Do Site Observatório da Educação – 04.06

Ministério Público entra com ação civil contra FDE da Secretaria da Educação do Estado de São Paulo por caso Nova Escola.

O Ministério Público de São Paulo propôs, em 26 de maio, ação civil de responsabilidade por ato de improbidade administrativa contra o Presidente da Fundação para o Desenvolvimento da Educação, a Diretora e o Supervisor de Projetos Especiais, ambos da FDE, bem como contra a Fundação Vitor Civita.

A Ação, que tem como fundamento possíveis irregularidades no contrato firmado sem licitação entre a Fundação para o Desenvolvimento da Educação (FDE) e a Fundação Victor Civita, requer a responsabilização dos agentes públicos por condutas que podem ser caracterizadas como improbidade administrativa.

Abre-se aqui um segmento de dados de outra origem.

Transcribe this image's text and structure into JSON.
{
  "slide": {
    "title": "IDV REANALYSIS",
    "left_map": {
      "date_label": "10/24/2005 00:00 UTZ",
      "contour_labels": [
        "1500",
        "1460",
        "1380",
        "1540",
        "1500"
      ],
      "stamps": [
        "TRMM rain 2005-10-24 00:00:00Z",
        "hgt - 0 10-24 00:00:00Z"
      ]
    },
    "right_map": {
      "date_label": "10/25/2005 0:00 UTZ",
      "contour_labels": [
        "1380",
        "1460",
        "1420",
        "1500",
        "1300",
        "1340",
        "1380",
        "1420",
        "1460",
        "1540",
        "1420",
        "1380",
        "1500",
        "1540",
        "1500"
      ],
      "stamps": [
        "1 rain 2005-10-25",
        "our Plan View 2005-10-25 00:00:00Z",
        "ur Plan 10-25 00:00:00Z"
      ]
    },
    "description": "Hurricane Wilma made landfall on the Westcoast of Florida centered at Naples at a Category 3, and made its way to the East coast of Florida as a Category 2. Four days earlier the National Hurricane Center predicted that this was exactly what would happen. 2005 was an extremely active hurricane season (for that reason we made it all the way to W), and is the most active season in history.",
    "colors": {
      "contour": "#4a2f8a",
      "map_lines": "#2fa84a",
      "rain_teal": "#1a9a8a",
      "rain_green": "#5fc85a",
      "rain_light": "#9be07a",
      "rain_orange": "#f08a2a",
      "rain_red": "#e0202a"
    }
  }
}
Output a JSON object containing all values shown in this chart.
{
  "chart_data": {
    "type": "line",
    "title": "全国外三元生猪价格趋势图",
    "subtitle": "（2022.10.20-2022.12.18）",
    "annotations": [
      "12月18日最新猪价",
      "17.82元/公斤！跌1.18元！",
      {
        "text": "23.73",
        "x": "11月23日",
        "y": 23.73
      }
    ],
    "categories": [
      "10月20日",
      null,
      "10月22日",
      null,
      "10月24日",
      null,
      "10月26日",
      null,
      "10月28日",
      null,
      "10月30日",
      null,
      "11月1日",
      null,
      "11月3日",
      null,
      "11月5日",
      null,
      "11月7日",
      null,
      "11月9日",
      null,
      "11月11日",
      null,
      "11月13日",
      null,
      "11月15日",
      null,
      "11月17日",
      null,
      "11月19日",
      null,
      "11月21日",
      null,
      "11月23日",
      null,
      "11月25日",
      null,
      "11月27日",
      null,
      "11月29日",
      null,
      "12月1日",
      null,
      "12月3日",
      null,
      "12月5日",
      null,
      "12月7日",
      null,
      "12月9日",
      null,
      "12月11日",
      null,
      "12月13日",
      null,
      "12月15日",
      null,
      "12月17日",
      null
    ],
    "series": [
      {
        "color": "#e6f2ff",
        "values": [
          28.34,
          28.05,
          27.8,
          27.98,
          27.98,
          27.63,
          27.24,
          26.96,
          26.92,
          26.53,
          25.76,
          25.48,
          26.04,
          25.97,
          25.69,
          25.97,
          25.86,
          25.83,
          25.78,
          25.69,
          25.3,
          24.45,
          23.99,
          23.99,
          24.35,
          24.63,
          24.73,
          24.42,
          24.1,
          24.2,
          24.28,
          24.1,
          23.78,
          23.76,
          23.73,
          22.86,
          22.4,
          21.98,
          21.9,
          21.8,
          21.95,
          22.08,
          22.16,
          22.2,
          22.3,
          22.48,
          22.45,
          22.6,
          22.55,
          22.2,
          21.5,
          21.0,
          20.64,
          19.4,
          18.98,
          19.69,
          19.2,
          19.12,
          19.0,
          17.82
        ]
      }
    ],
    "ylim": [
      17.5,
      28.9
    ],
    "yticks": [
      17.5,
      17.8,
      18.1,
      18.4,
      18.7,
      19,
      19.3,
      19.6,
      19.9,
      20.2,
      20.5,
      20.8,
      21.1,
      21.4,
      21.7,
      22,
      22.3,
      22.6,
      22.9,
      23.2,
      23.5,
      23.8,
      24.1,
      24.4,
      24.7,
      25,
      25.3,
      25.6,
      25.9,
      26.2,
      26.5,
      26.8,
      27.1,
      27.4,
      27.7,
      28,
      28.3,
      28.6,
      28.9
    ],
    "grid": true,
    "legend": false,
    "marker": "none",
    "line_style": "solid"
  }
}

Trata-se do desdobramento do Inquérito Civil Nº. 249/2009, que apura possíveis irregularidades na aquisição de 220 mil assinaturas da revista Nova Escola pela Secretaria de Estado da Educação de São Paulo. Em 1/10/2008, a Fundação para o Desenvolvimento da Educação (FDE) do governo estadual firmou contrato com a Editora Abril no valor de R$ 3,74 milhões, para a compra. Não houve licitação.

A inexigibilidade da licitação foi justificada por “inviabilidade de competição”. Alega-se que o material adquirido possui especificidades e, por isso, não seria possível realizar a concorrência. Pela existência de outras publicações na área, e pela SEE não ter feito consulta ao professorado da rede.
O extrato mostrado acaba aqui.